Growth of plastics recycling could help cap methanol demand – IEA

Tom Brown

10-Sep-2020

LONDON (ICIS)–The development of plastics recycling and the potential drop in liquid fuels demand on the back of the development of clean energy sources such as hydrogen could cap methanol demand in the next decades, the International Energy Agency (IEA) said on Thursday.

This would only be achieved if commitment to those reforms remains strong, it added.

Demand for methanol, a key intermediate in chemicals and fuels production, had been expected to continue to grow continuously well into the future.

However, under the IEA’s sustainable development scenario – a roadmap developed by the agency for the world to reach net-zero emissions by 2070 – consumption could peak in the mid-2040s.

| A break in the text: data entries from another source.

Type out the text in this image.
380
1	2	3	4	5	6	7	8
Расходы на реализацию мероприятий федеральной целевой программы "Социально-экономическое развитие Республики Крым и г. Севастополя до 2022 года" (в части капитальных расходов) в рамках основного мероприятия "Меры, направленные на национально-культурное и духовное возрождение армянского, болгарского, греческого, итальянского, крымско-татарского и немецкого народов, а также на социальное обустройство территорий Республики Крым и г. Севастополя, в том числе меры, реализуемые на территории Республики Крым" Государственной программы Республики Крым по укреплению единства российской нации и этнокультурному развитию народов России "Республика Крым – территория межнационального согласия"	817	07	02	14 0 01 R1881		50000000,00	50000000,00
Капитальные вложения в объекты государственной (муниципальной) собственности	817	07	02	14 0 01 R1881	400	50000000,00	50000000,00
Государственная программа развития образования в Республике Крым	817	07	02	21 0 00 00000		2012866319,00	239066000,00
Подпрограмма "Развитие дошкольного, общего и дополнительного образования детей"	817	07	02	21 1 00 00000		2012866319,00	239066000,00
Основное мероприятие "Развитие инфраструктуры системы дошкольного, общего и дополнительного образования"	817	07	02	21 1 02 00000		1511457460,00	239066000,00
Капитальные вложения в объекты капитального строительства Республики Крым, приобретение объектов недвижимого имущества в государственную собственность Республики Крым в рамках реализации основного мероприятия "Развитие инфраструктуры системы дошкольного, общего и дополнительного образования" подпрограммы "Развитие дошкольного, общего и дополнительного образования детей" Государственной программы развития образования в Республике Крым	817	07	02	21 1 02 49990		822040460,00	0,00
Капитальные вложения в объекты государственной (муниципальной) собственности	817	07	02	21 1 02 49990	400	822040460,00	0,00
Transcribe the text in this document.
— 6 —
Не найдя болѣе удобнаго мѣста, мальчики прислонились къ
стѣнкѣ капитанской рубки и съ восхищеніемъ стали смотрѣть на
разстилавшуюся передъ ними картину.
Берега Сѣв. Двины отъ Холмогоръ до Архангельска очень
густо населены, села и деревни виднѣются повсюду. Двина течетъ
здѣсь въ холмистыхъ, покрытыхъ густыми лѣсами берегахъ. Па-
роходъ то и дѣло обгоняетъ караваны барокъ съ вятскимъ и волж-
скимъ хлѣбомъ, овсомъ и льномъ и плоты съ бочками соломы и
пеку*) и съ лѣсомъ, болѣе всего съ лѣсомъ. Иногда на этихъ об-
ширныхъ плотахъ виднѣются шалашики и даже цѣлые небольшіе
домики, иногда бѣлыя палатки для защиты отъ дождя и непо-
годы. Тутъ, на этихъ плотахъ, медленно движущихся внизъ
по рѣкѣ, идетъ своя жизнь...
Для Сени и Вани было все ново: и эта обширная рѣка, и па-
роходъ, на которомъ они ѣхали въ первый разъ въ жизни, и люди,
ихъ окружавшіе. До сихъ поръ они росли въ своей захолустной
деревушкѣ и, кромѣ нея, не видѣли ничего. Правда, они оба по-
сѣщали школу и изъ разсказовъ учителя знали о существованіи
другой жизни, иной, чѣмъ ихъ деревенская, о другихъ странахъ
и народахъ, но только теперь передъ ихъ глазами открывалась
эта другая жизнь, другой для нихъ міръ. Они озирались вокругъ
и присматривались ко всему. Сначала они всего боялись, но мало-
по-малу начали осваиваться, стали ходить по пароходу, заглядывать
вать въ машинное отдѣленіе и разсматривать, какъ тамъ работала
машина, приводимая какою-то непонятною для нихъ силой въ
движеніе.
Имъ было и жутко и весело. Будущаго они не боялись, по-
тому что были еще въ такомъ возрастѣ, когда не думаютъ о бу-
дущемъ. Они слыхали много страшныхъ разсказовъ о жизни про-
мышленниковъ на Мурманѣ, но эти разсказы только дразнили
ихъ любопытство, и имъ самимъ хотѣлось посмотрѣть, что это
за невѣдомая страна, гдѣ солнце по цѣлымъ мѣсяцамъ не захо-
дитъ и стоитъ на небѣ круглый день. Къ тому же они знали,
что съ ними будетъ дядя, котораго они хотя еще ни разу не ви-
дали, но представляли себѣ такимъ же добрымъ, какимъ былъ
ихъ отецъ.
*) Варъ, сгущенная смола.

The key drivers for methanol demand to peak would be the growth of the plastics recycling sector and reduced usage of liquid fuels in the transport sector as the electric vehicle (EV) sector and clean hydrogen power continue to grow, according to the IEA.

“Additional plastic recycling reduces the need for methanol production,” the Paris-headquartered agency said in its energy technology perspectives report, released on Thursday.

Fuel applications account for around a third of methanol production, and under the agency’s sustainable development scenario, liquid fuel use would be largely extinct under that timeline.